GOOD OLD TERRA FIRMA

Oceans are bulging and swamping coastlines. Floods fill cities. Winds are whipping landscapes into flatness. Man is frail, and so are his works. Earthquakes crush what the winds don’t reach. Mankind struggles to help itself, wailing over its terrible losses, reaching out helping hands however it can.

When I was a child in far off Luzon, I noticed a decorative doo-dad of little glass pieces hanging down from the living room ceiling. The hand-painted glass clinked sweetly when I jiggled it. “What’s this, mommy? Is it a wind chime? Shouldn’t it be outside?”
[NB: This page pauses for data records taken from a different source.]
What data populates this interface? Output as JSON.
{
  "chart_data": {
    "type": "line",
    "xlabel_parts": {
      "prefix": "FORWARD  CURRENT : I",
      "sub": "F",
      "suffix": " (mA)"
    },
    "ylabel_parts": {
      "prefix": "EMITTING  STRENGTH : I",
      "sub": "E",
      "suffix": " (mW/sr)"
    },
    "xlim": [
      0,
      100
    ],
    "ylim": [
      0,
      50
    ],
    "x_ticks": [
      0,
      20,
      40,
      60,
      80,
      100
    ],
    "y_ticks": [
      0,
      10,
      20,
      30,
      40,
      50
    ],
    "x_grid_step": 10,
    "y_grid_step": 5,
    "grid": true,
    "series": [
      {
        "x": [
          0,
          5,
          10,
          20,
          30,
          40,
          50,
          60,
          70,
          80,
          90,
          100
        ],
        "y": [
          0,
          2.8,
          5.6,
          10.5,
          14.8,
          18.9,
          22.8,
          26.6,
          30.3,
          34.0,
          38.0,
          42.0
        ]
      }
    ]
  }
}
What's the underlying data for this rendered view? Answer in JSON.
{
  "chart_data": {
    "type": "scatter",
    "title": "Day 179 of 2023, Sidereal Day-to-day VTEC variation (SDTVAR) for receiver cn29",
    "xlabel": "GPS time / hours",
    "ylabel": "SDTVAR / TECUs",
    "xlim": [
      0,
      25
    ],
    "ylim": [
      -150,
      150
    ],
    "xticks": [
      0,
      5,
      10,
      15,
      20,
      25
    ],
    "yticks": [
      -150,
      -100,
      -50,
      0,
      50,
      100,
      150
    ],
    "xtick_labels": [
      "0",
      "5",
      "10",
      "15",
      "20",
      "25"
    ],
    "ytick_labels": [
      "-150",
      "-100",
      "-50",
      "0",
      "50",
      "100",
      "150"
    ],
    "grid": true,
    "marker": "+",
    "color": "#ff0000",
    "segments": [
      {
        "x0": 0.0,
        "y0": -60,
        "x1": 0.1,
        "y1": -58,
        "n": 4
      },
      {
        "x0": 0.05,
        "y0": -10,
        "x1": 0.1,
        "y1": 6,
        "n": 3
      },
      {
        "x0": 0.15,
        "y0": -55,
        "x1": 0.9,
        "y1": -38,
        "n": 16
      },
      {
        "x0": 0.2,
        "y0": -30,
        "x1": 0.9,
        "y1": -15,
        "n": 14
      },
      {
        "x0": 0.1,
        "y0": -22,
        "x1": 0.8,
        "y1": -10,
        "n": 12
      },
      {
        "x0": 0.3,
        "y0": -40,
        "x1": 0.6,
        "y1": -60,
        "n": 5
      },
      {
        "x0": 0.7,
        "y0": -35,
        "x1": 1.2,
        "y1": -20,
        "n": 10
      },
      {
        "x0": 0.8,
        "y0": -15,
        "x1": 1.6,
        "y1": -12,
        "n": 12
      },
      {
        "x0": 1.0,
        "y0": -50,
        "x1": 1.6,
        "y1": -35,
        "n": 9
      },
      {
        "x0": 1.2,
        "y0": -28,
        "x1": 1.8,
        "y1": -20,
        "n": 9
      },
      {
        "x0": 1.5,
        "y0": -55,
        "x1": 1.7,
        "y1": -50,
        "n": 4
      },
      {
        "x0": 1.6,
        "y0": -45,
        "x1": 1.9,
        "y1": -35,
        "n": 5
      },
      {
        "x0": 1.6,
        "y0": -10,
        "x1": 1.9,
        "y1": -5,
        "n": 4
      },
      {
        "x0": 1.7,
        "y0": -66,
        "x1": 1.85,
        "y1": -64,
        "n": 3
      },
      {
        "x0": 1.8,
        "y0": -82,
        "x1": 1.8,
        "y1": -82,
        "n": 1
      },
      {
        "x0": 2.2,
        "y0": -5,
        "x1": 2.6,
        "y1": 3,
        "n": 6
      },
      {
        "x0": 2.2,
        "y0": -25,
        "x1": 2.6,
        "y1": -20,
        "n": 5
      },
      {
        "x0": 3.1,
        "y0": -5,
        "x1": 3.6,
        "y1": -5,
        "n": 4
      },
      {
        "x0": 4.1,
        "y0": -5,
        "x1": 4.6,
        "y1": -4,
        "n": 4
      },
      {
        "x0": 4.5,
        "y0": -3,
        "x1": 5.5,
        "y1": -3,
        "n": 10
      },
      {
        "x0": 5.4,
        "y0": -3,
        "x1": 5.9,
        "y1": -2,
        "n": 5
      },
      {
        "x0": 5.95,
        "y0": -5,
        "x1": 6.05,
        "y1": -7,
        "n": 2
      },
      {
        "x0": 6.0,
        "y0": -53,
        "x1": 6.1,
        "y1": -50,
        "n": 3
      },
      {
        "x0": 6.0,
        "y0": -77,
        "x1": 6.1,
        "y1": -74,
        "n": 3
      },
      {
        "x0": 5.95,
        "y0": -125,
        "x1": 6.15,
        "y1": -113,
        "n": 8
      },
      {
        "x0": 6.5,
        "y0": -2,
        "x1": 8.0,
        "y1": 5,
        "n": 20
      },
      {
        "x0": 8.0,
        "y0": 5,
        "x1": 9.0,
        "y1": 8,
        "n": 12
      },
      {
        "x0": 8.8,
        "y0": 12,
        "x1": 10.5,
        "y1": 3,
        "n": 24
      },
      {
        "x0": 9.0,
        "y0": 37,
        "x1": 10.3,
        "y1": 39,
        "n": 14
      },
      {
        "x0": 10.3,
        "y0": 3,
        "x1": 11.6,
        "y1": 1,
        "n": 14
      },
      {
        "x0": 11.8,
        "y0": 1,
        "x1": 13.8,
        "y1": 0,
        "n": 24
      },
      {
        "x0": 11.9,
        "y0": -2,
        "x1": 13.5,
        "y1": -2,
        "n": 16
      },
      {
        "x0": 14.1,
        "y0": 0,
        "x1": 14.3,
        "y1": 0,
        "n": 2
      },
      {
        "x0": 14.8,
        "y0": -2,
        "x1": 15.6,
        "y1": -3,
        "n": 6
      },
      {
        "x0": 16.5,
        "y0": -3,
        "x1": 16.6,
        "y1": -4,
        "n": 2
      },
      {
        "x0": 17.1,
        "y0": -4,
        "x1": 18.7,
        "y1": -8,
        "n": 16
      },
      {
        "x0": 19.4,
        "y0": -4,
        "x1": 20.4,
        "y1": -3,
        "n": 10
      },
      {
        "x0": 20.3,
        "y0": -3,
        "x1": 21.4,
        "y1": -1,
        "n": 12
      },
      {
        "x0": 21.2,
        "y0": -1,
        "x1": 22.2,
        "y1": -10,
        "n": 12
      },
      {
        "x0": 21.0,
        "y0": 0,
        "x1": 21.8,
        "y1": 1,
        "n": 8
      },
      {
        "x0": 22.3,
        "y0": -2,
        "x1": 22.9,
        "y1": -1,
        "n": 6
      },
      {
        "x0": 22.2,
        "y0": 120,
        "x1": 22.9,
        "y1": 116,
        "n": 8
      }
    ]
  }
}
“No Spookie (my nickname from Halloween) – that’s an earthquake detector. If the earth deep beneath us begins to tremble, long before an earthquake gathers force, it tinkles a warning – it senses vibration – transmits it through the silk threads holding those glass bits, making them move and touch each other, tinkling. Those little gadgets are all over this area, all over Japan and the Far East.”

I thought about that, and looked at it from time to time, in my childlike way almost willing it to clink. Kids can be moronic like that. What did I know of earthquakes? Just sounded exciting.

But then came the typhoon, sweeping through the nighttime, ripping half the roof off our house. Mama and I hunkered in cots in our dry closet, a central walled location. No room for Daddy… he put his cot in the living room. He’d been through worse during the recent conflict. Luckily the flooding only rose halfway up its legs. Mattress spared. During the calm, along with neighbors, we poked outside for a moment to peer at the impressive wall of its passing eye. Next day, we were astonished to find our first survivors – wet chickens, bedraggled but unbroken, clucking in sunlight. Besides removing our roof, 120mph winds had shredded banana tree leaves to feathery fringes – how had the chickens come through alive?

Time catapulted us to Los Angeles – I was now fourteen. At five twenty-in the morning an odd cacophony of clattering awakened me. A massive wave of rattling, like thousands of venetian window blinds. The ever-increasing noise swept towards our home, wave-like across the city. It hit my window. My bed began to pitch. I scrambled up and streaked in a wobble down a rocking corridor to hop in bed with my parents. Like the Fun House on the Pier, it rocked and rolled, then quit. I knew exactly what it was as soon as I heard it. Funny how there’s no question. You just know. The noise, the clatter – emphatically broadcast it. It was an earthquake, pitching the city into dismay.

Now decades later, I watch the media-reported horrors of nature from a temporarily safe place. Nice day. Clouds forming up over the mountains though. I remember our own 2008 Alamos calamity, when Hurricane Norbert stopped to squat on those scenic mountains, dumping over twenty inches of rain and sending avalanches of historic proportions down on this little town. Boulders were loosened and sent tumbling like marbles down the mountainsides, creating tell-tale scars on forested slopes and forming debris dams, killing the unlucky in its unstoppable tide of mud. Bridges were swept away, stores and homes filled with watery muck.

The first we knew was when a huge vibration shook and rumbled up through our pillows to our heads. Not wind, but what? All I knew was I surely toast. Fatalistically I sent prayers and love to dear ones, and then grabbed my husband saying: “Wait! What was that? Someone is calling to us!”

Our neighbors were at our window hollering “Michelee, Hal, wake up, see what’s happening to your property!”

A flashlight beam revealed a dramatic surging waterway…. arroyo floodwaters had burst and leveled our property walls, bucking and plunging just beyond the house – we were on higher ground. Upshot: We were marooned for 3 days, the whole town for a month. Via our little airstrip, supplies and help arrived and bailed out the town. Today there are no signs or traces.

It will be that way someday, for Mexico. But we must help.